Dokter Muda di Kampung ASMAT




Dokter muda itu bisa saja hanya duduk di klinik sambil memanen rupiah. Dia memilih hidup yang menantang. Dia mundur dari klinik, kemudian menekuni dunia literasi. Dia bergabung dengan Dompet Dhuafa demi menjalankan misi kemanusiaan. Dia, Drg Dhihram Tenrisau.

Lelaki yang dipanggil Tesa ini suka menerobos tantangan. Dia selalu menghindari acara-acara diskusi politik di ruangan ber-AC. Dia juga menjauh dari berbagai acara-acara milenial perkotaan yang sedikit menyerempet ke tema politik, juga popularitas.

Namun saat mendengar tragedi kemanusiaan, dia akan segera bergabung sebagai relawan. Ketika konflik Rohingya merebak, dia ke sana sebagai relawan di Posko Kesehatan. Dia tak sekadar bertugas sebagai staf medis. dia membuat reportase pandangan mata atas tragedi kemanusiaan yang diamatinya.

Di akhir 2017 hingga awal 2018, berita tentang gizi buruk di Asmat merebak. Alumnus Universitas Hasanuddin ini pun bergegas ke sana bersama beberapa dokter dan rombongan Dompet Dhuafa. Kembali, dia membuat catatan-catatan yang kemudian terbit menjadi buku berjudul Asmat: Mutiara Timur yang Tersisih.

Saya amat beruntung karena dikirimkan gratis buku ini. Dia menulis feature perjalanan yang menarik tentang gizi buruk di Asmat serta program intervensi yang mereka lakukan. Dia bertemu mereka yang mengalami gizi buruk, mencatat kisah-kisah, juga mendeskripsi lanskap Asmat yang eksotik.

Saya tercenung membaca bab mengenai sagu. Dia mencatat komentar beberapa warga Asmat yang mengatakan gizi buruk ini terjadi ketergantungan pada beras. Saat orang Asmat masih mengonsumsi sagu, gizi buruk tidak pernah terjadi.

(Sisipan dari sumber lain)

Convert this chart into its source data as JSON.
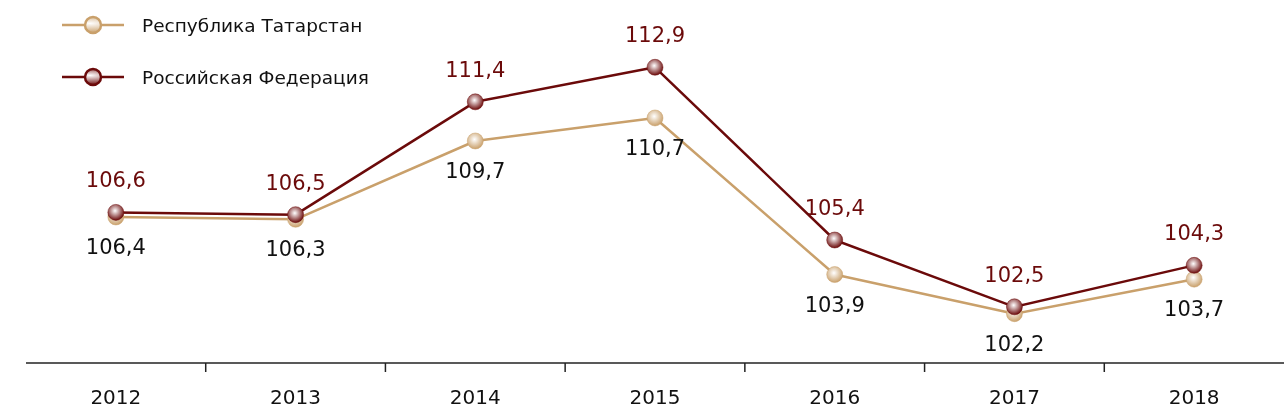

Namun sejak pegawai negeri mendapat jatah beras, serta dana otsus turun ke desa-desa dalam bentuk beras, sagu seakan turun kelas. Orang Papua mulai tergantung pada beras yang diimpor dari Jawa. Saat pasokan terbatas, gizi buruk dan krisis pangan merebak.

“Gizi buruk tidak akan terjadi kalau warga Asmat masih menjadikan sagu sebagai makanan dan identitas,” kata seorang warga Papua, sebagaimana ditulis Tesa.

Membaca bagian ini, saya pikir Tesa adalah sosok yang sangat antropologis. Dia bisa melihat satu soal tidak hanya dari sisi medis, tapi mengurai sosial budaya, perubahan pola makan, hingga pengaruh kebijakan politik.

Saya merasa buku ini terlalu singkat. Saya ibarat menikmati sajian enak yang cepat habis, sementara rasa lapar masih melilit perut. Saya rasa banyak sisi menarik yang bisa diangkat mengenai Asmat dan seharusnya diulas.

Tapi saya pikir ini hanya pembuka jalan. Saya yakin di masa mendatang, Tesa akan lebih banyak lagi menulis berbagai hal mengenai Asmat serta tantangan yang dihadapi di sana.

Saya sangat salut melihat buku ini. Anak muda yang sering melihat saya sebagai mentor ini telah bergerak melampaui rekan sejawatnya. Dia sudah mengabadikan kenangan, membagikan kenangan itu agar menjadi perhatian semua orang, sehingga kelak akan menjadi gelombang empati dan keberpihakan pada orang Asmat.

Dia sudah meletakkan satu alarm di pikiran kita tentang betapa banyaknya pekerjaan rumah untuk kita sama-sama selesaikan di Asmat, negeri timur yang kaya raya dan penuh potensi hebat.

Selamat buat Tesa. Terima kasih atas buku yang keren ini.